— Тут я живу, — буркнул дед.
— Ваше имя — Рэймонд Эндрю Ли?
— Нет.
— Рэймонд Эндрю Ли проживает по этому адресу? — повторил пожилой полицейский.
Я посмотрела на деда.
— А зачем вам понадобилось это знать? — спросил дед.
— Он сейчас здесь?
— Сначала скажите, зачем он вам понадобился. — Голос деда был дрожащим и сухим, будто самые тонкие веточки эвкалипта.

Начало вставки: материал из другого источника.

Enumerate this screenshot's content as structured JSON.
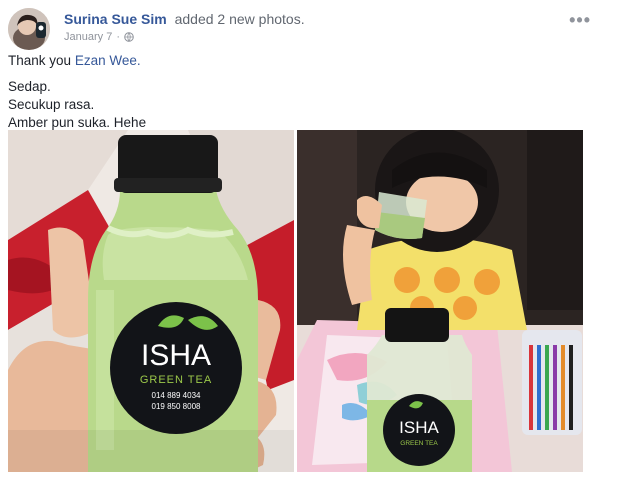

— Вам лучше впустить нас в дом, мистер Ли, — сказал пожилой полицейский.
От деда странно пахло. Тот же самый запах я чувствовала, когда у теленка на ферме Уорлли отрезали ухо из-за инфекции. Тот же самый запах. Рубашка и лицо у деда стали совсем мокрые.
— Подождите здесь, — проговорил он.
Я пошла за ним по коридору.
— Рэй! — крикнул дед.
Полицейские не послушались деда, они не стали ждать у дверей, а вошли в дом вслед за нами. Рэй появился на кухне одновременно с ними.
— Что за херня? — спросил он, высокий, с черными блестящими волосами, но очень бледный.
— Рэймонд Эндрю Ли, вы арестованы по обвинению в изнасиловании и избиении Стейси Чисхолм, — заявил пожилой полицейский.
Дед охнул.
— Вы не обязаны что-либо делать или говорить, если сами этого не желаете. Любые ваши слова или поступки могут быть использованы в качестве доказательств. Все ли вам понятно?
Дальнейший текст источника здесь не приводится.